Fortunately, the architects of EyA disagreed and decided to rebuild the interconnected world of everything.

EyA - The Stack of Layered Technologies - Which Does Not Need to be Understood

EyA - The Stack of Layered Technologies - Which Does Not Need to be Understood

The architects of EyA were long term veterans of the early Internet and architects of the modern connected world. They were also database experts ranging from the older services, through to modern ultra powerful database technologies.

It was evident to the team that the only way to ensure distributed technologies would be mass adopted was to create a layered stack of technologies, where the ledger was close to the bottom, well away from businesses having to adopt yet another application, but instead being able to embrace and adopt interconnected data with their current technology implementations. This is where the work started and the process of designing the next generation of the networks of data networks began.

Like with the Internet, EyA has developed strict, but extremely comprehensive protocols, leveraging the power of our adopted ledgering solution, Corda. Corda is packed away, deep within the stack and performs the ultra fast and secure P2P transactions expected within distributed ledgering. However, this is like the layer underpinning TCP/IP on the internet, rather than the exposed dApps on most blockchain services.

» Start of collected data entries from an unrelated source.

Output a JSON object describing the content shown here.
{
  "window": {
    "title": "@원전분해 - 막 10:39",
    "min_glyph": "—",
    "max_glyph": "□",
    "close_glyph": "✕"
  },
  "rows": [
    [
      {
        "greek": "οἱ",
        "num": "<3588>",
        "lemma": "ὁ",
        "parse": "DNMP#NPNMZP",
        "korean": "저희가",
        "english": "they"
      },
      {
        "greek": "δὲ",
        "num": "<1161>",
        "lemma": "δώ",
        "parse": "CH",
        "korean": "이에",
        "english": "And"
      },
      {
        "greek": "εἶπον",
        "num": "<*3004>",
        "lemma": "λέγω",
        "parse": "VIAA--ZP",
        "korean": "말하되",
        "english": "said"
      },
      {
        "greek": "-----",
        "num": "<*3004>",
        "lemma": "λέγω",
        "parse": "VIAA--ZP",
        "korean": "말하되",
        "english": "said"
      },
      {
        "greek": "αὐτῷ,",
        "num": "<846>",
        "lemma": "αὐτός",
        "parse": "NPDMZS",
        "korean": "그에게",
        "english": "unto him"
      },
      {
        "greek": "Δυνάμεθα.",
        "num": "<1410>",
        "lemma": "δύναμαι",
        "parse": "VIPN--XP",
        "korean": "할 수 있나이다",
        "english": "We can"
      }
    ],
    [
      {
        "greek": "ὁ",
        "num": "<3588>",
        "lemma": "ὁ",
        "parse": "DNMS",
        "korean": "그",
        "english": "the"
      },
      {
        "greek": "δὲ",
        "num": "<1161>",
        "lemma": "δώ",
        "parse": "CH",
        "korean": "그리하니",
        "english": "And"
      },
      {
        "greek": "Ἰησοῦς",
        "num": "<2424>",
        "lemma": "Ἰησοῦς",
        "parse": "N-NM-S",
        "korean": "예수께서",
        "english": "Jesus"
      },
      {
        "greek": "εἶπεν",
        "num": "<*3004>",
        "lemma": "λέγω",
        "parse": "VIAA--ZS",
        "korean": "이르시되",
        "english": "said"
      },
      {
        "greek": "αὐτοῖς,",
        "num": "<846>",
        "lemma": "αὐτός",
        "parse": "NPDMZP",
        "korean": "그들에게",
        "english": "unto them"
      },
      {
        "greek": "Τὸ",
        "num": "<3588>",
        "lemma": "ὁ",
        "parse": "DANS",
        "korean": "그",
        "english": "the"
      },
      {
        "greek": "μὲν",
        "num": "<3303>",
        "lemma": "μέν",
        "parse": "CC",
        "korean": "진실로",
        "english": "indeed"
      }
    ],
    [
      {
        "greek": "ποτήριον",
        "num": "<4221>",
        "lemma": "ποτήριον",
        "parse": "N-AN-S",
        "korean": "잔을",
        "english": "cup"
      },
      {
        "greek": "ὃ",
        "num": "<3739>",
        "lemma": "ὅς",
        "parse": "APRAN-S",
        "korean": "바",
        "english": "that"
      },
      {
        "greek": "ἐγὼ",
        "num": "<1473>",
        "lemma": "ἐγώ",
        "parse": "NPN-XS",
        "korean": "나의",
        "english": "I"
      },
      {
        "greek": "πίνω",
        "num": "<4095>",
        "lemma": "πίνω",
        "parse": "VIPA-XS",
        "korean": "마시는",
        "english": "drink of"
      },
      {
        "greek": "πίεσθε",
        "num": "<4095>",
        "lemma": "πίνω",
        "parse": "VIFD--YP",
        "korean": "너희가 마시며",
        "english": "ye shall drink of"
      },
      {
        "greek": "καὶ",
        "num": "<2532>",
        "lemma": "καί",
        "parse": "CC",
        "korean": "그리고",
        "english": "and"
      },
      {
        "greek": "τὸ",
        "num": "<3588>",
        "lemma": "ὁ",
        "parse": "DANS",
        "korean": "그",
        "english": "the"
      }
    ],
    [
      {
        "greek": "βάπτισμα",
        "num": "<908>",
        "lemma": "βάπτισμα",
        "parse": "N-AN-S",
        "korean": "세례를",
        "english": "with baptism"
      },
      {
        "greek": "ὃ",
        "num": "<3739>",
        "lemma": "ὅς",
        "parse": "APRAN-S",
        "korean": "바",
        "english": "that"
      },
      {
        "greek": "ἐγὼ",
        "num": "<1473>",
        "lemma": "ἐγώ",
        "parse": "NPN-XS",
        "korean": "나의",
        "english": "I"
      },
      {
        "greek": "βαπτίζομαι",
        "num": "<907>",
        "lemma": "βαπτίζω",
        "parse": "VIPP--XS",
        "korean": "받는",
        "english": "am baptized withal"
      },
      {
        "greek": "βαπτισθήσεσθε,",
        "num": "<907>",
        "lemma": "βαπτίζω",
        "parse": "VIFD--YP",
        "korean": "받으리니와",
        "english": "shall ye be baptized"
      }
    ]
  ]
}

Like the internet, EyA then has multiple layers, including security and CorDapps, again, way below that which even developers will see or use. Instead, we reach up further through the stack to a plethora of API’s, which provide standardised access to data transactions and also to a unique method of creating a database of relational (and not so relational) data fields, which mimic that which an engineer would see within common relational databases like MS SQL.

This alone allows for rapid connectivity of a company’s current database solution to an interconnected data world. However, EyA takes this way beyond just “dumping” data and transacting within a particular industry. With the higher layers, it is ultra fast to connect to other industries, other data sets, other business operations from any sector, anywhere at anytime.

Taking on the internet’s network of networks, EyA has also adopted this method with privacy of data leading the next frontier. Organisation data is never propagated across the EyA cloud, but instead only intrinsic parts of data required to perform any type of transaction are shared between the companies acting within that particular transaction, meaning private data is just that (finally). Again, though, EyA knows that there is data which needs to be open and seen by anybody, for instance product information which a consumer would want to read, or a firmware update to a household router. With the granular permission based solution way up in the layers, companies and even people can control exactly what others can see and partake in.

EyA has been designed from the ground up to reconnect the disconnected world and empower the next generation of business, technologies and rapid growth required within the 5, 6, 7G and way beyond.